Die crossmediale Online-Kampagne konzentriert sich hauptsächlich auf Display-Banner in nationalen Nachrichtenkanälen und Social-Media-Plattformen. Zum Einsatz kommen ausserdem reaktive Echtzeit-Banner, die direkt auf aktuelle Nachrichten reagieren können.

On- und Offline-Aktivismus mit Meme-Spreader und Ausreden-Generator

Ein zentrales Element der Kampagne ist die Landingpage, auf welcher die Greenpeace-Community aktiv teilnehmen, kommentieren und die «JA klar»-Botschaft teilen kann. Anhand eines «Online-Meme-Spreaders» kann die Community mit Memes auf die gängigsten Lügen der Gegner reagieren. Eine spezielle WhatsApp-Gruppe unterstützt zudem die Teilnehmenden kontinuierlich beim Verbreiten der Botschaft und beim Umgang mit Klima-Leugnern. Und ein «KI-Ausreden-Generator» soll für Unterhaltung sorgen und zum Teilen animieren, indem er absurde Ausreden für Nichtwähler generiert.

Ergänzt wird die Kampagne durch Upcycling-Events in der ganzen Schweiz. Teilnehmende können ihre gebrauchte Kleidung mit Siebdruck zur Kampagnenkleidung aufwerten. Die Landingpage bietet zudem Aktivist:innen Poster, Sticker und Flyer für individuelle Aktionen im ganzen Land.

Die Kampagne kommt an

Der Erfolg der Kampagne wird letztendlich daran gemessen, ob das Klimaschutz-Gesetz am Sonntag von der Bevölkerung angenommen wird. Bereits jetzt gebe es aber positive Reaktionen – insbesondere von der jungen, urbanen Bevölkerung, heisst es seitens der Verantwortlichen.

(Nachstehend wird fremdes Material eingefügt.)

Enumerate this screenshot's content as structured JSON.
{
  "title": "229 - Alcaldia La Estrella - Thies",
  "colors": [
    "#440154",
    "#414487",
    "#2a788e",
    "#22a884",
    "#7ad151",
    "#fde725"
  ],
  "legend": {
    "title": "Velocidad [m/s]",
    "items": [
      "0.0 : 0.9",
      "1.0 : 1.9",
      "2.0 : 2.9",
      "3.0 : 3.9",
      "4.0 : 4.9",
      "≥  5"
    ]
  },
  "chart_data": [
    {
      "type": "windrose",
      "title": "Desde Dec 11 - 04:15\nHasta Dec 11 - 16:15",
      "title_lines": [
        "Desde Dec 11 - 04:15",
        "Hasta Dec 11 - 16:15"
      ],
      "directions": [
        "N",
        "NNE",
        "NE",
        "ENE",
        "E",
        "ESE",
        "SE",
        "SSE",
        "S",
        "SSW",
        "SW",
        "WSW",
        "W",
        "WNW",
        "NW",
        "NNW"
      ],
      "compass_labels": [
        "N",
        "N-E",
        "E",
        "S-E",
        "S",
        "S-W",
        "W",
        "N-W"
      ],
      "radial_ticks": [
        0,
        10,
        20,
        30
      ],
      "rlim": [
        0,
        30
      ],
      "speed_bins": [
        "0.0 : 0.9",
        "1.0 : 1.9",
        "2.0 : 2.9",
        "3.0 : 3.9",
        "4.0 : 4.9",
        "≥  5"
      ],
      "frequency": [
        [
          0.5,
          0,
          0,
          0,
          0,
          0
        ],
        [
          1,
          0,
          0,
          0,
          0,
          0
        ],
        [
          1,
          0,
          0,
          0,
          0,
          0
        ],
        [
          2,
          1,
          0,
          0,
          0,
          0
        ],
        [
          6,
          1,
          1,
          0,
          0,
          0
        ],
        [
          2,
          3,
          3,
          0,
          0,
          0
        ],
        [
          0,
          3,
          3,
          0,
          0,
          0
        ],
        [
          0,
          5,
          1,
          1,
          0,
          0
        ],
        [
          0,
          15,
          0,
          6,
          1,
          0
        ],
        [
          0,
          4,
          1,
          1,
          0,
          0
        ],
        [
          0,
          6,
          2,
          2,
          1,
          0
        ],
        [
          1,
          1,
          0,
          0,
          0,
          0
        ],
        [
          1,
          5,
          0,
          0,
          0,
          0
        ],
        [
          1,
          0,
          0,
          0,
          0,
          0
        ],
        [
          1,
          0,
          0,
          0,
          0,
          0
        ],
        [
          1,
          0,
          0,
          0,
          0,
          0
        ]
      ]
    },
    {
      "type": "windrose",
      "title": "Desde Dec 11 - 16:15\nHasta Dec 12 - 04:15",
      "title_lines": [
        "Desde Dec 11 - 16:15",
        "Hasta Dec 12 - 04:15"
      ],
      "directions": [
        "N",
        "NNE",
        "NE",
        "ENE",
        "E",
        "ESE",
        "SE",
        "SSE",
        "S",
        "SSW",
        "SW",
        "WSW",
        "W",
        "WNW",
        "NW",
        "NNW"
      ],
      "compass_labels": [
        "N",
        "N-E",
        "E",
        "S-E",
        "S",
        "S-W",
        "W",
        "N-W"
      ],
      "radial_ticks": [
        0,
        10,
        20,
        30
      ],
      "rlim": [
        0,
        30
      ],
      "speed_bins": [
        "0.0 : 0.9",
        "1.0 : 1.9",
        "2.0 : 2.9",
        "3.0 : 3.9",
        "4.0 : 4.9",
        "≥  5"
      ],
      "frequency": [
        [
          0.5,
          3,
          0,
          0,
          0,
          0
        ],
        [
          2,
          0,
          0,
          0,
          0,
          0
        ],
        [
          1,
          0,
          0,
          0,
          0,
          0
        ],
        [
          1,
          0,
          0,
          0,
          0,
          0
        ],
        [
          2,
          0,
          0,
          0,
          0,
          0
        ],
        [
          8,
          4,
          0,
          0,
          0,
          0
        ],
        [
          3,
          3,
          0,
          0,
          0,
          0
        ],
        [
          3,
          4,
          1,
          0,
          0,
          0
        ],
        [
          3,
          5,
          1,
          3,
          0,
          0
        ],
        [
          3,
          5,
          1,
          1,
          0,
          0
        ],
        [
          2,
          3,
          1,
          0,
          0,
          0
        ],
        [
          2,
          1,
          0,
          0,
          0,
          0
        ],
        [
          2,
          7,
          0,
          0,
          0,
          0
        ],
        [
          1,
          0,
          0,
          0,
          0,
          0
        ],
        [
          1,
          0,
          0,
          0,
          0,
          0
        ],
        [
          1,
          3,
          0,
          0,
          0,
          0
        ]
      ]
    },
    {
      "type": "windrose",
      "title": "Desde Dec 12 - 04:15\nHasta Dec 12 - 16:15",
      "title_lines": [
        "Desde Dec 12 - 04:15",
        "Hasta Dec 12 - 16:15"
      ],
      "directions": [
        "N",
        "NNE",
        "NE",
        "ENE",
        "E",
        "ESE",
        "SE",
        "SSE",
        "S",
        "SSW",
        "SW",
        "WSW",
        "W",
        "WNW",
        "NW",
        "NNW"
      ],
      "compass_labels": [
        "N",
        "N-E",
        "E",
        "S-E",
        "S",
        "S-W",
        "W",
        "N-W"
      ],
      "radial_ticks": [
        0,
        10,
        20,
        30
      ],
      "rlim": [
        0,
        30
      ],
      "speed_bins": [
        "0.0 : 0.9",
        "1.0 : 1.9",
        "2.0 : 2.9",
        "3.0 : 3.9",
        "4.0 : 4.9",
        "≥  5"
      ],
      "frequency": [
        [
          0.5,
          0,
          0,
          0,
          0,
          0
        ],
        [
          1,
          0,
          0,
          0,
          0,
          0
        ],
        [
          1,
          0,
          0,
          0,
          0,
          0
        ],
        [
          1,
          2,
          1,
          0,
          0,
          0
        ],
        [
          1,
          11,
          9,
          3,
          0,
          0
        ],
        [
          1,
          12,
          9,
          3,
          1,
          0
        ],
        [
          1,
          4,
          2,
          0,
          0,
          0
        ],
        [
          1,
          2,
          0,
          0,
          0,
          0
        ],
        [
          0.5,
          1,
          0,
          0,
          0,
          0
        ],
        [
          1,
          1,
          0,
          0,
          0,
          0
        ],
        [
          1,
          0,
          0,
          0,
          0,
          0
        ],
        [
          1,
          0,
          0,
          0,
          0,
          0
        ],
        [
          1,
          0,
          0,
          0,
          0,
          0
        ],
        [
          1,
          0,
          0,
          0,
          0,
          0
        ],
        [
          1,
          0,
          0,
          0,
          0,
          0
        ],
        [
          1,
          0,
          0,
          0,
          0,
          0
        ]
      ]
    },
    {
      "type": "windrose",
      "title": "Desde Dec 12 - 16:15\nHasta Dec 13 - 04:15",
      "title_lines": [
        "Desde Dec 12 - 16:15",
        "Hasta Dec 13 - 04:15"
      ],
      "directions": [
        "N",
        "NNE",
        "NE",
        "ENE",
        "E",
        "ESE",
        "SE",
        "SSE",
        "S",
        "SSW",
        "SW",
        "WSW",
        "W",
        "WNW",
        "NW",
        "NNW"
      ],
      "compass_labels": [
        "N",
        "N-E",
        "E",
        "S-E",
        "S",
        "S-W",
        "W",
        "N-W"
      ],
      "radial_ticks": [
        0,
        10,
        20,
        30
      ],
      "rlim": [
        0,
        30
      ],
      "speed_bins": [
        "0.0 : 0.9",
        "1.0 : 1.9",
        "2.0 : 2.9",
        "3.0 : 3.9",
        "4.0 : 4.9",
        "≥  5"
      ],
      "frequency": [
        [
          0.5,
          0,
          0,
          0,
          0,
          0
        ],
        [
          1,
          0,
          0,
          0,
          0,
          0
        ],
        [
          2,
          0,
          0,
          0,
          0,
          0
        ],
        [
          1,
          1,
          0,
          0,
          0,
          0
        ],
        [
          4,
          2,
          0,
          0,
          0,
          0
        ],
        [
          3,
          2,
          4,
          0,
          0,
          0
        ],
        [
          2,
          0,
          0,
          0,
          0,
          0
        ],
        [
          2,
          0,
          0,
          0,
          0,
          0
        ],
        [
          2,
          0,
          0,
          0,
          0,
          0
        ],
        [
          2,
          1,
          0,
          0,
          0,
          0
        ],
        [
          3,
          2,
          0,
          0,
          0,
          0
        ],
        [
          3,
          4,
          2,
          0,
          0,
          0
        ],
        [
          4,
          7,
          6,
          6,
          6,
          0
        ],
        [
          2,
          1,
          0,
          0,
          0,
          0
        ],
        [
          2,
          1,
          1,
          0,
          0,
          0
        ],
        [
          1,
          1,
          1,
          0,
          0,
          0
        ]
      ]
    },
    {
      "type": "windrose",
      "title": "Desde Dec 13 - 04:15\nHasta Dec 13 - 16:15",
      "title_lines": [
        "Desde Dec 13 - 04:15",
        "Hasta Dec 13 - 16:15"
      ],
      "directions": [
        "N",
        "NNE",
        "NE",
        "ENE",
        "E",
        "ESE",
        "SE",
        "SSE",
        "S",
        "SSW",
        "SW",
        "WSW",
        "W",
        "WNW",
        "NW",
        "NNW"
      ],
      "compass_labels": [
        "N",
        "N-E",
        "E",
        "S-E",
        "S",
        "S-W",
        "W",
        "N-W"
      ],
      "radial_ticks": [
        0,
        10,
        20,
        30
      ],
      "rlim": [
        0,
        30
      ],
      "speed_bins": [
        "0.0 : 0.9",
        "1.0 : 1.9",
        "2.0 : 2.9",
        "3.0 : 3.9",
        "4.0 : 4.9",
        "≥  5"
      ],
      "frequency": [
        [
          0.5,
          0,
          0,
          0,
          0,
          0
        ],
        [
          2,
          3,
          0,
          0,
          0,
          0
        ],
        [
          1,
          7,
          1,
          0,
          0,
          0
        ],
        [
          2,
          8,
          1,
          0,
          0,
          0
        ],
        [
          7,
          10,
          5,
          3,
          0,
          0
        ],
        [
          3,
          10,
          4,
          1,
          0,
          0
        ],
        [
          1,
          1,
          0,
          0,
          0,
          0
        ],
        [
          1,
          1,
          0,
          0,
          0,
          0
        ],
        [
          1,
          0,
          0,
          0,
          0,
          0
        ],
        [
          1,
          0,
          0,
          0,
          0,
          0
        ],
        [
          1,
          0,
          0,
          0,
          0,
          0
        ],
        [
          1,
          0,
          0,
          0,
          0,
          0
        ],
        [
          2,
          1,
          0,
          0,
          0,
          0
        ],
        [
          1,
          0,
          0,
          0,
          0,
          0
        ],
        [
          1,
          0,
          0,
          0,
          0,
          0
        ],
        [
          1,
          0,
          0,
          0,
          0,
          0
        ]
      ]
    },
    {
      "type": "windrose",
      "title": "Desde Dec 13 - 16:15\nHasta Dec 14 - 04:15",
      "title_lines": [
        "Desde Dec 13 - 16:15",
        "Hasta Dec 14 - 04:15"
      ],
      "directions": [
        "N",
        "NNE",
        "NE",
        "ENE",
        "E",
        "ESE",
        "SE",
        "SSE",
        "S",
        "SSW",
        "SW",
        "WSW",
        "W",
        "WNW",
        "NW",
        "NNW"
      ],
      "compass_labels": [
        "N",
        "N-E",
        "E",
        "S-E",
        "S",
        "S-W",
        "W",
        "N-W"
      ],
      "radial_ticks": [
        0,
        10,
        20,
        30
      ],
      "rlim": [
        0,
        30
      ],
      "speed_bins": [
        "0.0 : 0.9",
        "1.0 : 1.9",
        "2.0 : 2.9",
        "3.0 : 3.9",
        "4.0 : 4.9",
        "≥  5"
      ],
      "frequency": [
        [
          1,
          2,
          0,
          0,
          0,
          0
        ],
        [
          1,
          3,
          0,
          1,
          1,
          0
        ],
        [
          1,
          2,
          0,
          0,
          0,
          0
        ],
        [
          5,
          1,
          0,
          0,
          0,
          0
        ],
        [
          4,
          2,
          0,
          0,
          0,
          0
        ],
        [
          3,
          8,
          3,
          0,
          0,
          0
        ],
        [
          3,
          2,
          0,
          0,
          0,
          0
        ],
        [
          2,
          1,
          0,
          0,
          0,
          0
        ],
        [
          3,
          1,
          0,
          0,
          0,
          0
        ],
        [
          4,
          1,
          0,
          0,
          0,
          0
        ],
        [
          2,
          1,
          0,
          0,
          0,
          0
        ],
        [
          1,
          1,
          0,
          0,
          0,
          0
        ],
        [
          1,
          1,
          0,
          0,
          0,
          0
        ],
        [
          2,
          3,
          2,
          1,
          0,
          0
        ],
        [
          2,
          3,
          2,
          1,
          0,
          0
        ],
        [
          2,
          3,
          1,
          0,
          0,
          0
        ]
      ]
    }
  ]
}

Die bis jetzt über vier Millionen generierten Impressions der Werbemittel zeigen erfreuliche Klickraten. Die Echtzeit-Banner, die sich inhaltlich auf jeweilige News-Artikel beziehen, weisen eine sogar doppelt so hohe Klickrate auf wie die regulär geschalteten. Zudem wurden die Memes auf der Landingpage eifrig von Unterstützer:innen geteilt, und der «Ausreden-Generator» sprudelt absurd vor sich hin. Auch die Upcycling-Events in verschiedenen Städten zogen hunderte von Personen an. Jetzt heisst es Daumendrücken fürs Klima und hoffen, dass die avisierte Zielgruppe den Aufruf verstanden hat und am 18.6. ein klares JA in die Urne wirft.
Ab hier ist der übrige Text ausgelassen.